In the food basket, the prices of vegetables, fruits and milk have jumped the most. Together, this accounts for 31 percent of food inflation. Of these, vegetables were responsible for the entire increase in July’s CPI.
Vegetables and milk are critical components of CPI and an adequate increase in supply to cover higher demand can make all the difference. Demand should not be curbed in the interest of a healthy diet. This is also true of other nutritious food such as meat and eggs. Since production was slow to grow, a demand-supply gap has emerged. Inflation is all about that.

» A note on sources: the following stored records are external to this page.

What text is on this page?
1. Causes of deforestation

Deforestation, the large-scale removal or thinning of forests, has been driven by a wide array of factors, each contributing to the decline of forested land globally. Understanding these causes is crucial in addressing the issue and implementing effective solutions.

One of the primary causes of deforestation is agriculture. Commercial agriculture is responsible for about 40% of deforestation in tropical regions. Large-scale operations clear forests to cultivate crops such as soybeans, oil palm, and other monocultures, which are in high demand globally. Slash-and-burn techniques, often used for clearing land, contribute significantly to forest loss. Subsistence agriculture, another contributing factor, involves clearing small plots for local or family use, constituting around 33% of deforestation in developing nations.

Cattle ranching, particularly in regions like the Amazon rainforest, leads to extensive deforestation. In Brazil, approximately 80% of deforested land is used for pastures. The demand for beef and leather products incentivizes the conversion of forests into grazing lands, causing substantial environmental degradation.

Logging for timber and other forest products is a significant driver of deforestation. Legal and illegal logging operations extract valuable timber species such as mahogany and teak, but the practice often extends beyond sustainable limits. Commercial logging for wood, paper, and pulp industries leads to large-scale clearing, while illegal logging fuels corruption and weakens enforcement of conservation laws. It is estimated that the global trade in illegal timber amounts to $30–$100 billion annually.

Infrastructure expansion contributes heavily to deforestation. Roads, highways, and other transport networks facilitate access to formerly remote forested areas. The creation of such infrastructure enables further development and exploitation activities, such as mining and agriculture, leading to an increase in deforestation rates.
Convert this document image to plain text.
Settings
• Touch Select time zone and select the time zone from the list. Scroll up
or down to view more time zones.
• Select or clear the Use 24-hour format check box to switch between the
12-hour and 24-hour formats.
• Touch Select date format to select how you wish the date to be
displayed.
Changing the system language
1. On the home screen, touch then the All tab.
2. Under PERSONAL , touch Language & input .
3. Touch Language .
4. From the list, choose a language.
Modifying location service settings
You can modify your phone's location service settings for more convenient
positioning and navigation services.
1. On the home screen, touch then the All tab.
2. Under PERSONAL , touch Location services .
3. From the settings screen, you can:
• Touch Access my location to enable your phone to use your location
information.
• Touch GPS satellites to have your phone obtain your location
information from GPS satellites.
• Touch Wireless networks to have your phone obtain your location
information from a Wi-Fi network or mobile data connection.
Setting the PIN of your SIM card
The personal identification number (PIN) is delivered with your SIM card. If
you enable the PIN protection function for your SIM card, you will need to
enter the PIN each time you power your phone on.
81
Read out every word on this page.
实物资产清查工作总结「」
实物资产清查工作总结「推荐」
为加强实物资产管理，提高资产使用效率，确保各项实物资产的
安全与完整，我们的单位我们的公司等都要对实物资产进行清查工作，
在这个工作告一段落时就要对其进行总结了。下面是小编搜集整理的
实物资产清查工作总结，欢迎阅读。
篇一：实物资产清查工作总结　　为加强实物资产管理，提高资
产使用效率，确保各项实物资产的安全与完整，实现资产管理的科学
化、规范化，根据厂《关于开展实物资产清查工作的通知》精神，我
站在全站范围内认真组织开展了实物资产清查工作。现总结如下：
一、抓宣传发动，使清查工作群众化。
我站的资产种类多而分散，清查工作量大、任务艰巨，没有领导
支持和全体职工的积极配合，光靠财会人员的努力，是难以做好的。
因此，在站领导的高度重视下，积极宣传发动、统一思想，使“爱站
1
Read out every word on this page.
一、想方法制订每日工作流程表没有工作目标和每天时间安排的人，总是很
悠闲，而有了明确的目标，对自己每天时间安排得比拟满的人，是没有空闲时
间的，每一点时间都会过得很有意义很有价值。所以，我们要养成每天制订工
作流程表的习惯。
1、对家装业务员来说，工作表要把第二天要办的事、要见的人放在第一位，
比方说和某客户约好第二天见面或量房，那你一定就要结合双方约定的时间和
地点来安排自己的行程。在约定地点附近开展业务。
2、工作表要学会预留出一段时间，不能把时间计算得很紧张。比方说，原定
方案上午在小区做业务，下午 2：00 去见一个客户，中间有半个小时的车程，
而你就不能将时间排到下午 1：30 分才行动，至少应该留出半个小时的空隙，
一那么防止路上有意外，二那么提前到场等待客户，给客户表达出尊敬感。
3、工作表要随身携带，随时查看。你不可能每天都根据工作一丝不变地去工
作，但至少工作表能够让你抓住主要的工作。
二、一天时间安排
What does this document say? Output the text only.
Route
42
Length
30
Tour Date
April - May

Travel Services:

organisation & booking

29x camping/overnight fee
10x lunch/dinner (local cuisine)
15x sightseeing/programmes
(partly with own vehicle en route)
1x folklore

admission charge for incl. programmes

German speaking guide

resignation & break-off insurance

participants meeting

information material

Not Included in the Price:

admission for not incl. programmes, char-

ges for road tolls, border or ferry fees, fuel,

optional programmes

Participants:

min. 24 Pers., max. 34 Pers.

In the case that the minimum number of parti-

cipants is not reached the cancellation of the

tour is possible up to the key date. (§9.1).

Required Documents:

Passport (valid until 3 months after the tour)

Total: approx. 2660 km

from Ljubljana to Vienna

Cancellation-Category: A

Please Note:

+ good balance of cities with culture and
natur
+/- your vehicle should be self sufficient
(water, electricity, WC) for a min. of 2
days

What is not understood is why production has not increased in spite of the phenomenal rise in prices. Why are farmers not responding to a market that offers them huge opportunities? It is not that farmers are too conventional to change cropping patterns. They do switch production from one crop to the other depending on prices. Why then does the supply deficit continue?
There are three reasons that have together prevented the market from operating. First, the prices of fruits and vegetables fluctuate widely, making it difficult for the farmer to plan production. Second, there is no infrastructure like cold storage and a cold chain. Third, the markets are monopolized by traders. Consequently, farmers remain outside the market for the most part and are unable to take advantage of higher prices, thereby failing to make up the supply deficit.
No wonder food inflation persists. The higher rate of interest has no impact on demand for fruits and vegetables or meat and eggs. What is required is action at the farm level. One possibility is for the companies in retail to get into the loop and undertake contract farming. This presumes that the contract is made legally valid and binds the company and the farmer to contractual obligations. That will eliminate the trader, who is presently the principal beneficiary of food inflation.
But there are political pressures that make the elimination of traders difficult. It is no surprise that not many states have withdrawn the agricultural produce marketing act, which forces the farmer to sell only in the local market.
Two types of food are critically important. If production of vegetables and milk increases to catch up with demand, food inflation will drop by two percentage points from 8 to less than 6 percent.